Fabrice Eboué
Avec Barbaque, Fabrice Eboué est allé chercher le cannibalisme du côté de la farce française la plus frontalement incorrecte. Ce n'est pas un geste mineur. La comédie horrifique en France souffre souvent d'un double problème : soit elle édulcore son horreur pour préserver le confort du rire, soit elle singe des modèles étrangers sans retrouver une vraie logique locale. Eboué, lui, comprend qu'il faut travailler la viande sociale elle-même, le mauvais goût national, la petitesse des intérêts privés, la violence marchande et la jubilation de l'excès. C'est là que son film trouve sa raison d'être.
Le cinéma d'Eboué vient évidemment de la comédie, de la scène et de la provocation verbale. Mais avec Barbaque, il montre qu'il sait aussi organiser un imaginaire horreur suffisamment concret pour que le rire ne flotte pas à vide. Le sang, la boucherie, la découpe, la consommation : tout cela n'est pas décoratif. Le film branche sa satire sur des gestes matériels. Il y a quelque chose de très simple et de très efficace dans ce choix. Pour que la comédie noire morde, il faut qu'elle touche à la chair.

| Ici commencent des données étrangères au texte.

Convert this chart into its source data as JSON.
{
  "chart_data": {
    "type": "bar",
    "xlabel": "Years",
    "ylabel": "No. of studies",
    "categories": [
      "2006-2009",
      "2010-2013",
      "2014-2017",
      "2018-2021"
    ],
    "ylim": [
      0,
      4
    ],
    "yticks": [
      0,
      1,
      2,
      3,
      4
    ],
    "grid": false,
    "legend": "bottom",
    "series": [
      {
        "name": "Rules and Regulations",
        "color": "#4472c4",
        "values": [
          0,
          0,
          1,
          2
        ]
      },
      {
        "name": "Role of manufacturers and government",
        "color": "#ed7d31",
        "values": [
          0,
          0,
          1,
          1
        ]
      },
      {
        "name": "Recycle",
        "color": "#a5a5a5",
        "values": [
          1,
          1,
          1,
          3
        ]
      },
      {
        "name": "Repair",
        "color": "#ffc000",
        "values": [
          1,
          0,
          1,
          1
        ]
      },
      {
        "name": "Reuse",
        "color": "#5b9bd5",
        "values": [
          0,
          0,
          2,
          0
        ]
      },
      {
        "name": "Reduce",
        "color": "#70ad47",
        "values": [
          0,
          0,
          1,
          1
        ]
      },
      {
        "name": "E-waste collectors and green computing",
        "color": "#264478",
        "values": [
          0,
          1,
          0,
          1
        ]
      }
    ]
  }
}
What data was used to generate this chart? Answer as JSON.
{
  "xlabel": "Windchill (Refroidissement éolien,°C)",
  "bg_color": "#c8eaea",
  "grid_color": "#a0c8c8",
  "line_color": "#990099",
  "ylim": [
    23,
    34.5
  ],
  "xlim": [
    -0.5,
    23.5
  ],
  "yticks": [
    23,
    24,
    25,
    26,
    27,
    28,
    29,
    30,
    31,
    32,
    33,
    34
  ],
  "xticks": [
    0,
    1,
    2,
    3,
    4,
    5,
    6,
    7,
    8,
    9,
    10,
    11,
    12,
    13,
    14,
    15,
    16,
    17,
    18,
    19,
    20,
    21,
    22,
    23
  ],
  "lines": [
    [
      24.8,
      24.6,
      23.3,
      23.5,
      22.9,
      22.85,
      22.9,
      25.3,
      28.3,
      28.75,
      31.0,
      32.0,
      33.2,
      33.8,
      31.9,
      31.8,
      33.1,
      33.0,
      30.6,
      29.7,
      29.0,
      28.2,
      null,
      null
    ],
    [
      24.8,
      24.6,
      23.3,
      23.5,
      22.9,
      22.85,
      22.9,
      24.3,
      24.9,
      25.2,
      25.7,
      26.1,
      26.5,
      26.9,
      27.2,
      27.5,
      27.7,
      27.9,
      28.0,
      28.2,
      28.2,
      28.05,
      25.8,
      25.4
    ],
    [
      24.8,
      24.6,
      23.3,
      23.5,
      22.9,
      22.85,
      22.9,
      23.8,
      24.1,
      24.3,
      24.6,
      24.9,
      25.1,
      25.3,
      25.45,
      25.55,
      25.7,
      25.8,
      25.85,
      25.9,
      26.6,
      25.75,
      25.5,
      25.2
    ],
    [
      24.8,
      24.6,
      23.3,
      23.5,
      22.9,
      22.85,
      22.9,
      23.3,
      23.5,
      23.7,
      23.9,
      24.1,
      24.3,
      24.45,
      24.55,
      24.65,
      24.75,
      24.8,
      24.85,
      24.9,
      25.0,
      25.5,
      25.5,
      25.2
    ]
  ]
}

Dans le contexte français, cette entreprise a une saveur particulière. Le rapport à la viande, au commerce de proximité, aux classes moyennes propriétaires, aux paniques identitaires et au ressentiment quotidien y compose un terrain très local. Eboué ne l'aborde pas avec délicatesse, et tant mieux. Son cinéma préfère la charge à la nuance psychologique. Mais cette charge n'est pas pure gesticulation. Elle s'adosse à une intuition juste : la vie ordinaire contient déjà assez de brutalité, d'égoïsme et de fantasmes de purification pour nourrir un récit de cannibales.
On peut situer son travail dans les années 2020 comme un retour assez franc à une tradition de comedy horror qui ne craint pas l'épaisseur du mauvais goût. Là où tant de productions cherchent le ton malin, Eboué choisit la matière grasse de la farce. Cela implique des risques, bien sûr. L'excès peut tourner court. Mais le mérite du film est de ne pas se protéger par la distance ironique permanente. Il assume sa bêtise calculée, son énergie carnassière, sa volonté de pousser un principe absurde jusqu'à ses conséquences concrètes.
Pour CaSTV, Eboué représente un rappel utile : l'horreur peut aussi être un outil de satire sociale brutale. Le cannibalisme, ici, ne sert pas seulement à choquer. Il condense toute une économie de la prédation ordinaire. Manger l'autre, le rentabiliser, le transformer en produit, voilà un geste grotesque qui éclaire soudain d'un jour cru le monde marchand. Que cette idée soit portée par la comédie ne l'affaiblit pas. Elle la rend plus directe, plus sale, parfois plus méchante.
Sa mise en scène n'a pas l'élégance glacée d'un grand styliste du genre, et ce n'est pas ce qu'on lui demande. Eboué cherche plutôt l'efficacité, le rythme, la collision entre parole et matière. Il vient d'un univers où le trait doit porter vite, et il transpose cette économie à l'image. Quand cela fonctionne, le film retrouve quelque chose des meilleures séries B satiriques : une franchise dans l'énoncé, une vitalité dans l'exécution, un refus de s'excuser pour son propre mauvais esprit.
Fabrice Eboué occupe donc une place singulière dans le paysage français récent. Il n'invente pas la comédie gore, mais il lui rend une vulgarité opérante, ancrée dans des tensions très locales. Son cinéma rappelle qu'une farce horrifique n'a de valeur que si elle accepte d'être à la fois drôle, matérielle et moralement peu reluisante. Barbaque répond assez bien à ce programme. C'est déjà beaucoup, et c'est suffisamment rare pour mériter l'attention.